Unit for Social and Community Psychiatry, Barts and the London School of Medicine and Dentistry, Queen Mary University of London, London, United Kingdom.
PLoS One. 2013 Aug 2;8(8):e70252. doi: 10.1371/journal.pone.0070252. Print 2013.
There is an emerging evidence base for the use of music therapy in the treatment of severe mental illness. Whilst different models of music therapy have been developed in mental health care, none have specifically accounted for the features and context of acute in-patient settings. This review aimed to identify how music therapy is provided for acute adult psychiatric in-patients and what outcomes have been reported.
A systematic review using medical, psychological and music therapy databases. Papers describing music therapy with acute adult psychiatric in-patients were included. Analysis utilised narrative synthesis.

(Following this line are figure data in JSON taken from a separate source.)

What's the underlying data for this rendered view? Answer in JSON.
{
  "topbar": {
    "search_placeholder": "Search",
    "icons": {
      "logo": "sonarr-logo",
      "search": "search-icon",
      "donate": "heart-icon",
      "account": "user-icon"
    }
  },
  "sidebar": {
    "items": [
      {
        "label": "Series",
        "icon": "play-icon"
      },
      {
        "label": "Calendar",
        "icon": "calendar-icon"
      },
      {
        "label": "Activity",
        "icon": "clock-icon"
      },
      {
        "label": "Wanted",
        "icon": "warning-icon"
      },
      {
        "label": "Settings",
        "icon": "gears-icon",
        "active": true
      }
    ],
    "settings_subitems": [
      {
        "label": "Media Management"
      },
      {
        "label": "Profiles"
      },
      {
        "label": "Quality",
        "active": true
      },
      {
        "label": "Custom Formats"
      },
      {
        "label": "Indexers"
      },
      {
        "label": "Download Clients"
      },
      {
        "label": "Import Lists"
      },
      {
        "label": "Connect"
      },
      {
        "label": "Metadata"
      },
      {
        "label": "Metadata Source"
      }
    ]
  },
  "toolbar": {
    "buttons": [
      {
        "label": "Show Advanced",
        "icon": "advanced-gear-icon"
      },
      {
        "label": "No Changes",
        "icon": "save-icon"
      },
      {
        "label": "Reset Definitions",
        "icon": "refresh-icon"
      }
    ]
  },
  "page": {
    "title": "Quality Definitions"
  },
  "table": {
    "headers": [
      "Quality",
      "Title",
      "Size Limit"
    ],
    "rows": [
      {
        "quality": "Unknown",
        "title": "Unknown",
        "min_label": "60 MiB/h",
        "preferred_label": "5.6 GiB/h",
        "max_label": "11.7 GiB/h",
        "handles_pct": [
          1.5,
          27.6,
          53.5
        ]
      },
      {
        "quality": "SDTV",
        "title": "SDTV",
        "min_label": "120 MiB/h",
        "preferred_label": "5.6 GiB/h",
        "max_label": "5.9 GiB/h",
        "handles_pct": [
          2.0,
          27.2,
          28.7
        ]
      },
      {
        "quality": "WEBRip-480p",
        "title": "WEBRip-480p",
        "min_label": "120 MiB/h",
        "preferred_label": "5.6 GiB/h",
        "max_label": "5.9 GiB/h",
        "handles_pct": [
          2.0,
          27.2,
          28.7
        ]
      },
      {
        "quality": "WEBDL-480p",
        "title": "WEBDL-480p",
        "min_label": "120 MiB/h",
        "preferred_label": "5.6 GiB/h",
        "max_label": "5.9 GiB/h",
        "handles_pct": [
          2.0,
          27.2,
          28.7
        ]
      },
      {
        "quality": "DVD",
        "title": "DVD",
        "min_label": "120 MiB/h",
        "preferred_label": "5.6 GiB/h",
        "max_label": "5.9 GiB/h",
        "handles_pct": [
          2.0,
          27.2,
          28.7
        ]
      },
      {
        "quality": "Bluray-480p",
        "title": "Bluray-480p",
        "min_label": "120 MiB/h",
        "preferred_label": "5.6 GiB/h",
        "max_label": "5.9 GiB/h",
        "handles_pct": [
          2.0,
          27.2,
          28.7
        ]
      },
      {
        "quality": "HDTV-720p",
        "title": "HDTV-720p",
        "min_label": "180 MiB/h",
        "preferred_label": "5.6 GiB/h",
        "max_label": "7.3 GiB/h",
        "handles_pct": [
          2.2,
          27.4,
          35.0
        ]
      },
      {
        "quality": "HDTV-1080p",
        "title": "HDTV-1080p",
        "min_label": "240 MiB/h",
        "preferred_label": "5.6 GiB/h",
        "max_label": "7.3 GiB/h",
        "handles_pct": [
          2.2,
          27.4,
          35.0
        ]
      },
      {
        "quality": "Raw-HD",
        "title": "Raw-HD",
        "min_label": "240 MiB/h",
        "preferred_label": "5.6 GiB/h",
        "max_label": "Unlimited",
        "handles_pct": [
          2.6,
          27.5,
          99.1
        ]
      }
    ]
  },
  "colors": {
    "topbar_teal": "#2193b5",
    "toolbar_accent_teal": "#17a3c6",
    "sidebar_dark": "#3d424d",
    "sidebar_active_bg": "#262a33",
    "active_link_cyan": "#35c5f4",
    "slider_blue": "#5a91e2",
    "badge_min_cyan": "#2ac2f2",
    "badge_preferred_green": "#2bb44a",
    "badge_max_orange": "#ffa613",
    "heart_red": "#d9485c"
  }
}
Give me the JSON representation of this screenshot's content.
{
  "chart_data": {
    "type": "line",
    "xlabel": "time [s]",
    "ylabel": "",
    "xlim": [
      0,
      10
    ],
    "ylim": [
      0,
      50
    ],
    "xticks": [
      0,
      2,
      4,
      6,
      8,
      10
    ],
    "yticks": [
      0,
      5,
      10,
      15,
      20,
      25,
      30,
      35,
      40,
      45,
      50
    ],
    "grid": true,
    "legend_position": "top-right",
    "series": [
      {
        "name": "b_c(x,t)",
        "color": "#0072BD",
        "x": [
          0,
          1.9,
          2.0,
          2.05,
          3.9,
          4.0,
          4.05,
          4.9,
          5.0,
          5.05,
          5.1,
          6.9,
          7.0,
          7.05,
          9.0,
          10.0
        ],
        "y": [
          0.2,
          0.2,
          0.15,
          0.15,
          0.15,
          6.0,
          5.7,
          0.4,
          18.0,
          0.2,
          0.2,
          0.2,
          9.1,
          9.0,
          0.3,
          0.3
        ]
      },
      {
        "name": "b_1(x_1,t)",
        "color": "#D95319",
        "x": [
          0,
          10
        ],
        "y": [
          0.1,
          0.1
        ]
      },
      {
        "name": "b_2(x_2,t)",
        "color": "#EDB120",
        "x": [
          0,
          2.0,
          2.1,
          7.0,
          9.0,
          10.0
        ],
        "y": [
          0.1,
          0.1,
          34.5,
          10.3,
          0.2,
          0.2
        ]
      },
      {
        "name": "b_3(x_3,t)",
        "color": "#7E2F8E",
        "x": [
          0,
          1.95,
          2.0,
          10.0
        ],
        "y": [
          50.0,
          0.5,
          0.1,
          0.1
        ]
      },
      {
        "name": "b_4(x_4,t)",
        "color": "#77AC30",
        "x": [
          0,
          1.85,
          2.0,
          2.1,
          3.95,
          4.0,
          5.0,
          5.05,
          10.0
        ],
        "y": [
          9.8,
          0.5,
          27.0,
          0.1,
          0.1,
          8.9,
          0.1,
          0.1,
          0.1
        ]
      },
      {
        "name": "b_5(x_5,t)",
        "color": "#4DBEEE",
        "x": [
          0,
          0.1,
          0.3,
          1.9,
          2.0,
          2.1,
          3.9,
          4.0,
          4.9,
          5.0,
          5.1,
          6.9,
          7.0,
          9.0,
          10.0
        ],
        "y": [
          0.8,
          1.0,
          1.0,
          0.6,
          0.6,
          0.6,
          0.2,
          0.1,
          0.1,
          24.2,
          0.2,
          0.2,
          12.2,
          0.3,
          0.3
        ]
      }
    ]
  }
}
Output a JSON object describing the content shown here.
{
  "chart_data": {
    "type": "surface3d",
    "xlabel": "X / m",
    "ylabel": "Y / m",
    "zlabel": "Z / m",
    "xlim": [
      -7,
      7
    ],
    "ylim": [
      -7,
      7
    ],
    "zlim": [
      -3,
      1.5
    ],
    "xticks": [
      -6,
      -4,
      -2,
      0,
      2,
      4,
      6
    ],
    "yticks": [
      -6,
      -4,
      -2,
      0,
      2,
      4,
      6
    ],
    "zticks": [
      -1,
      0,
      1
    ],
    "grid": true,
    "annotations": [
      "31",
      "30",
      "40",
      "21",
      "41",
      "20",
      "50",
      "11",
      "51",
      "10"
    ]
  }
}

98 papers were identified, of which 35 reported research findings. Open group work and active music making for nonverbal expression alongside verbal reflection was emphasised. Aims were engagement, communication and interpersonal relationships focusing upon immediate areas of need rather than longer term insight. The short stay, patient diversity and institutional structure influenced delivery and resulted in a focus on single sessions, high session frequency, more therapist direction, flexible use of musical activities, predictable musical structures, and clear realistic goals. Outcome studies suggested effectiveness in addressing a range of symptoms, but were limited by methodological shortcomings and small sample sizes. Studies with significant positive effects all used active musical participation with a degree of structure and were delivered in four or more sessions.
No single clearly defined model exists for music therapy with adults in acute psychiatric in-patient settings, and described models are not conclusive. Greater frequency of therapy, active structured music making with verbal discussion, consistency of contact and boundaries, an emphasis on building a therapeutic relationship and building patient resources may be of particular importance. Further research is required to develop specific music therapy models for this patient group that can be tested in experimental studies.
音乐疗法在治疗严重精神疾病方面的应用有了新的证据基础。尽管在精神卫生保健中已经开发出不同的音乐治疗模式,但没有一种模式专门考虑到急性住院环境的特点和背景。本综述旨在确定音乐疗法如何用于急性成年精神病住院患者,以及报告了哪些结果。
使用医学、心理和音乐治疗数据库进行系统综述。纳入描述急性成年精神病住院患者音乐治疗的论文。分析采用叙述性综合。
确定了 98 篇论文,其中 35 篇报告了研究结果。强调开放式团体工作和非言语表达的主动音乐创作以及言语反思。目标是参与、沟通和人际关系,重点是即时的需求领域,而不是长期的洞察力。短暂的停留、患者的多样性和机构结构影响了交付,导致专注于单次治疗、高治疗频率、更多治疗师指导、灵活使用音乐活动、可预测的音乐结构和明确的现实目标。结果研究表明,该方法在解决一系列症状方面具有有效性,但受到方法学缺陷和小样本量的限制。具有显著积极效果的研究都使用了具有一定结构的主动音乐参与,并进行了 4 次或更多次治疗。
在急性精神病住院患者中,没有明确的单一音乐治疗模式存在,描述的模式也不具有结论性。更频繁的治疗、主动的结构化音乐创作与言语讨论、接触和界限的一致性、强调建立治疗关系和建立患者资源可能特别重要。需要进一步研究为这一患者群体开发特定的音乐治疗模式,以便在实验研究中进行测试。